With a quick Google search about where to refinance student loans you’ll see that interest rates vary a lot, as well as repayment options. This means that if you choose a lender with too much hurry, this could turn out quite bad. The ideal is to shop around, read through the fine print in as many financial providers as you can and see the cons and pros for each one of them. 

You can find out if the interest rates and repayment options are good for you online. Some lenders even offer prequalification tools that allow users to find out if they really should use their services to refinance.

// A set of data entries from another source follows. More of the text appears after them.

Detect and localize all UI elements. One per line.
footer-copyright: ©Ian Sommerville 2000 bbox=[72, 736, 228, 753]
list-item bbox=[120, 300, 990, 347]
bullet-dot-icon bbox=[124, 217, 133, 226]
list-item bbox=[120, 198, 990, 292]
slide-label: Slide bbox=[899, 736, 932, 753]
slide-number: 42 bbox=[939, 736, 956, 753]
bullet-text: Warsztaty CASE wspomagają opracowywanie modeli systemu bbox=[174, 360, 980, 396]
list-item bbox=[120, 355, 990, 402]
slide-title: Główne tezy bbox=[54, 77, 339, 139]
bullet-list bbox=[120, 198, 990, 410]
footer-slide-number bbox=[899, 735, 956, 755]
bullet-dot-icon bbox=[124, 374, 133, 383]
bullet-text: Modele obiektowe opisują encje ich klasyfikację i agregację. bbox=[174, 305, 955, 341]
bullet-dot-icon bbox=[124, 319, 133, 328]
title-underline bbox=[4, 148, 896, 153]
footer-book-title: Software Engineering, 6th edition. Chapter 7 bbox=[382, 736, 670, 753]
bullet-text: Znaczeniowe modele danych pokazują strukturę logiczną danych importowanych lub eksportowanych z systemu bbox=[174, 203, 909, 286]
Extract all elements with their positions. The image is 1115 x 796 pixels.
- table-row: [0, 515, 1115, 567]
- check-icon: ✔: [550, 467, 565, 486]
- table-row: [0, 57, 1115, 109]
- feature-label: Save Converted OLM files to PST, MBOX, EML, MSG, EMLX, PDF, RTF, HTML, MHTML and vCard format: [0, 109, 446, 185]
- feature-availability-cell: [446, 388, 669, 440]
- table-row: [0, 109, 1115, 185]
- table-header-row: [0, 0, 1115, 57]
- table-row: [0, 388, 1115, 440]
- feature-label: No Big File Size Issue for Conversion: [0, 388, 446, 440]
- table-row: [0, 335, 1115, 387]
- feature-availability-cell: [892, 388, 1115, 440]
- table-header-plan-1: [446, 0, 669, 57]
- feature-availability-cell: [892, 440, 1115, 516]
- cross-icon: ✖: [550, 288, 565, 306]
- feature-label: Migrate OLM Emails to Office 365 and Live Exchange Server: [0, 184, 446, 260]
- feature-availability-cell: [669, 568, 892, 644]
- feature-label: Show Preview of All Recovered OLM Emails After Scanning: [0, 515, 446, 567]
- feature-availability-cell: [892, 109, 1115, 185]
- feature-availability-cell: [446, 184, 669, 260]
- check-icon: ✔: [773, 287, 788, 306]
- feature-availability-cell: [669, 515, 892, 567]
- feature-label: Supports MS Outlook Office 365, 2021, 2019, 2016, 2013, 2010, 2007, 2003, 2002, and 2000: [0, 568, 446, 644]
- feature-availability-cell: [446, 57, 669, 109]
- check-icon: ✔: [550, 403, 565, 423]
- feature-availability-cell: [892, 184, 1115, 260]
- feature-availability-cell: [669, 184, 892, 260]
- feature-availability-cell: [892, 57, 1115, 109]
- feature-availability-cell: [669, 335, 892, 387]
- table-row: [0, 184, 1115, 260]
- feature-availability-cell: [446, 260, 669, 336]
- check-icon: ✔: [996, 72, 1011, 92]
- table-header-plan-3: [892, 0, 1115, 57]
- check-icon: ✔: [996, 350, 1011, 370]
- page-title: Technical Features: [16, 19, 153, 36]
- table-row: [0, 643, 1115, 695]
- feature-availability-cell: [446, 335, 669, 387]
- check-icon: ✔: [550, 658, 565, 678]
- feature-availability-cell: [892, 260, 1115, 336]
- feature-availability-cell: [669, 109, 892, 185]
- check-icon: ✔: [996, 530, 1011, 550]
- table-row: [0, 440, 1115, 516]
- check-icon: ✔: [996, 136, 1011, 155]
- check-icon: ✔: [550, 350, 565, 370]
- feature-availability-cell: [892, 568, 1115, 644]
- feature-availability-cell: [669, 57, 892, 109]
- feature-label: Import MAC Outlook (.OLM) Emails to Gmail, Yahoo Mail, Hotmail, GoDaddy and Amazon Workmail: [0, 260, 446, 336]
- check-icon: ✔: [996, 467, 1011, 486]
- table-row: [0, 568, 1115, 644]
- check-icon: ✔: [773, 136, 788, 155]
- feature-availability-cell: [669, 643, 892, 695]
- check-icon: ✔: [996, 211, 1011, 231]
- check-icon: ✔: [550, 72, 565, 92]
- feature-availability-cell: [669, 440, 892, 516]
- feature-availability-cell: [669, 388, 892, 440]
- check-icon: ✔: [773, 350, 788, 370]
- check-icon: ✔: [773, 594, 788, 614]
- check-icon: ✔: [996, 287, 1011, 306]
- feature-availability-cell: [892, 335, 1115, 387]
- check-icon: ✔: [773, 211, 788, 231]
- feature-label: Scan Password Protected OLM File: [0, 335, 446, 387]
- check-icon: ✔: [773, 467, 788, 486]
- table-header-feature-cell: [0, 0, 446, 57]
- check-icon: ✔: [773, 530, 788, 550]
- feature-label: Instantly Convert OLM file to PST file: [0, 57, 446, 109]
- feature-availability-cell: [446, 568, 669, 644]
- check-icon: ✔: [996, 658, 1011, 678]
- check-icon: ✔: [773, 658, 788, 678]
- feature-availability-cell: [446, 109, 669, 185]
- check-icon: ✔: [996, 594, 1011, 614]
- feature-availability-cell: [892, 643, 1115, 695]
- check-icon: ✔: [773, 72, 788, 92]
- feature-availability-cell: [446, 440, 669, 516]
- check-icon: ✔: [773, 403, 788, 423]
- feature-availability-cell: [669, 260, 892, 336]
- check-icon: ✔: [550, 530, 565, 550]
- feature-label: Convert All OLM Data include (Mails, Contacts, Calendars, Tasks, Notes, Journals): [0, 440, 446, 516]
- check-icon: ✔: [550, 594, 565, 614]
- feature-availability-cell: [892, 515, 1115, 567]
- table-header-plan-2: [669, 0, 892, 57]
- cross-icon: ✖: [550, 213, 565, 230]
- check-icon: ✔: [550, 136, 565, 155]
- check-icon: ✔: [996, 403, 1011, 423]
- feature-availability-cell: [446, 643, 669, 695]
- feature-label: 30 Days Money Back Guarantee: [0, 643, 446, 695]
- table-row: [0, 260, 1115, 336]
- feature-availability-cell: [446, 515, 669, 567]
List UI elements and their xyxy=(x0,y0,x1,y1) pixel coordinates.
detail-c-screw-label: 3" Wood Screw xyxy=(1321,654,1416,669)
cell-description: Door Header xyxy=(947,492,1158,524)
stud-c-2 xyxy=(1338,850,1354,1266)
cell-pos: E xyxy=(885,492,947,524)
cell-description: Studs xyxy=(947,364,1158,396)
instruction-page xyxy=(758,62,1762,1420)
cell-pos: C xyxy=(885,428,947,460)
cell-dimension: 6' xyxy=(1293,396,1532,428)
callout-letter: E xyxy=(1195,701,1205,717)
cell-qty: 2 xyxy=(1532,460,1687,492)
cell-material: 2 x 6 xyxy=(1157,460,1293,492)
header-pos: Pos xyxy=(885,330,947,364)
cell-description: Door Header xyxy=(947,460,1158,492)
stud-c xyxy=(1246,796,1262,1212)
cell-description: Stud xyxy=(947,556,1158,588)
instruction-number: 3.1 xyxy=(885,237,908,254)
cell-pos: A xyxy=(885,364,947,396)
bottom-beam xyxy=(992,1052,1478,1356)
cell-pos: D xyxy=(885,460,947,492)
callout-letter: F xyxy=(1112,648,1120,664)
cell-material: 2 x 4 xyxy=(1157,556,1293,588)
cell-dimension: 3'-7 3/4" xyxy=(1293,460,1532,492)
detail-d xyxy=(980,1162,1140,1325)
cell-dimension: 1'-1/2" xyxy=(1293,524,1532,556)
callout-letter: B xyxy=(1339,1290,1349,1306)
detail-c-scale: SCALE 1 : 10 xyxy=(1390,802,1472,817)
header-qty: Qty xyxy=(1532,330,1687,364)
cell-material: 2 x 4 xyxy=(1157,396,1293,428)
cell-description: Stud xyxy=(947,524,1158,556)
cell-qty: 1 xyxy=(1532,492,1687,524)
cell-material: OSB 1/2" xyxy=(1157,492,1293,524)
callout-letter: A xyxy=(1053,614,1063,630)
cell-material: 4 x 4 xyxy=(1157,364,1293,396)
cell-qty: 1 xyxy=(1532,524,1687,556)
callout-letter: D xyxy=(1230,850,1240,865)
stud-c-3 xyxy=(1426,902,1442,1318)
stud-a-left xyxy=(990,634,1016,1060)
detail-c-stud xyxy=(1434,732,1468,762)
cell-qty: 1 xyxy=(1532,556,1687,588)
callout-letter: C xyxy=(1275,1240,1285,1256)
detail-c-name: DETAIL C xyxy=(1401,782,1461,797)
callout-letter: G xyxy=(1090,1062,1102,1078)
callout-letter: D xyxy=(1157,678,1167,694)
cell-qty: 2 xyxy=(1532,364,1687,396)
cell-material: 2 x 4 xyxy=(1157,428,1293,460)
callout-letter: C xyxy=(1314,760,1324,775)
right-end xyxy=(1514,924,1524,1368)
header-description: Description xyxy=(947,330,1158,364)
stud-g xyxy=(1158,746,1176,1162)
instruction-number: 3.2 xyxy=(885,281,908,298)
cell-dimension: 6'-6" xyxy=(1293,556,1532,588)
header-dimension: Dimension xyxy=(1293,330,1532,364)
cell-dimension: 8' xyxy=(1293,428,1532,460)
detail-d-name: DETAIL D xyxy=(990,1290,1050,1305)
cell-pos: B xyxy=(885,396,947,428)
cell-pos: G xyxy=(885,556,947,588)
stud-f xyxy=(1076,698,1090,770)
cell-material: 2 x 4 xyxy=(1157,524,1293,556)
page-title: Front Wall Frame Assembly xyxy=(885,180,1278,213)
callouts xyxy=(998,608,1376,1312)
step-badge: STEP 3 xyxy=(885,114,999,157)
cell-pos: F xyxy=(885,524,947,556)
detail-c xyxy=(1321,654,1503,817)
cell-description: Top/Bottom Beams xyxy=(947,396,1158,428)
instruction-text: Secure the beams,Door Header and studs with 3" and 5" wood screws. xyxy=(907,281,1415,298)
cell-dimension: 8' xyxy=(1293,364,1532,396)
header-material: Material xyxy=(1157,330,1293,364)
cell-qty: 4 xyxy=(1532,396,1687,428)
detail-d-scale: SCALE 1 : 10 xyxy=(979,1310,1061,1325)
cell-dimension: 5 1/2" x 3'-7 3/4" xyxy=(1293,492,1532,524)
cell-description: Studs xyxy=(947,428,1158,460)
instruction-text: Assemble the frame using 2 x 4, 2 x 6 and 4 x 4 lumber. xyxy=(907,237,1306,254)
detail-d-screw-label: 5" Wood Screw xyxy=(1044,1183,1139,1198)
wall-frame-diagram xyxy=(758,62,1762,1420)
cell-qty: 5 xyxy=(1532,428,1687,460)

Just be careful not to use those that might harm your credit score and cause you trouble later. 

After you go through a prequalification that uses a soft check on your score you’ll be able to get a better idea of whether this would be beneficial for your finances. 

3. Get a few rate estimates

After choosing a few lenders that seem ideal for you it’s time to understand how their interest rates and fees work. If the numbers aren’t available on their website, we recommend you get in touch using e-mail or phone. 

4. Complete the official loan application

We hope that by this point you’ve already made your choice of the ideal lender. Remembering that they should have the best interest rates possible to make sure you don’t end up paying a lot more for your loan than originally planned. 

So far, we recommended that you do your research with many lenders, but here we have a different situation. Even those who are unsure about the success of their application should choose a single financial services provider and stick with them. Once you make an official application the financial company will make a hard check on your credit score, which will harm it in turn. 

This means that making a lot of applications within the same period could be a great problem. Remember that with a worse score you’ll have to accept higher interest rates and worse repayment conditions. Or not get an approval at all. 

So, now that you have your choice, it’s time to go on their website and apply. Usually, you’ll fill out a form with some personal info to begin with. After the prequalification, the lender will also ask for: 

  1. Payoff verification statements for the current loans; 
  2. Proof of residency; 
  3. Proof of graduation; 
  4. Proof of employment; 
  5. ID or social security number. 

At last you’ll get the approval you waited so long for. Now all that you have to do is sign some more paperwork, usually a contract that establishes the rules and obligations for both parties involved. 

After signing the contract you’ll have a determined period for your current loans to pay off. In the meantime it’s important to keep paying each loan normally. Otherwise, you could have problems with your credit score. Only start paying the new and refinanced loans after confirming that everything is paid with your previous lender.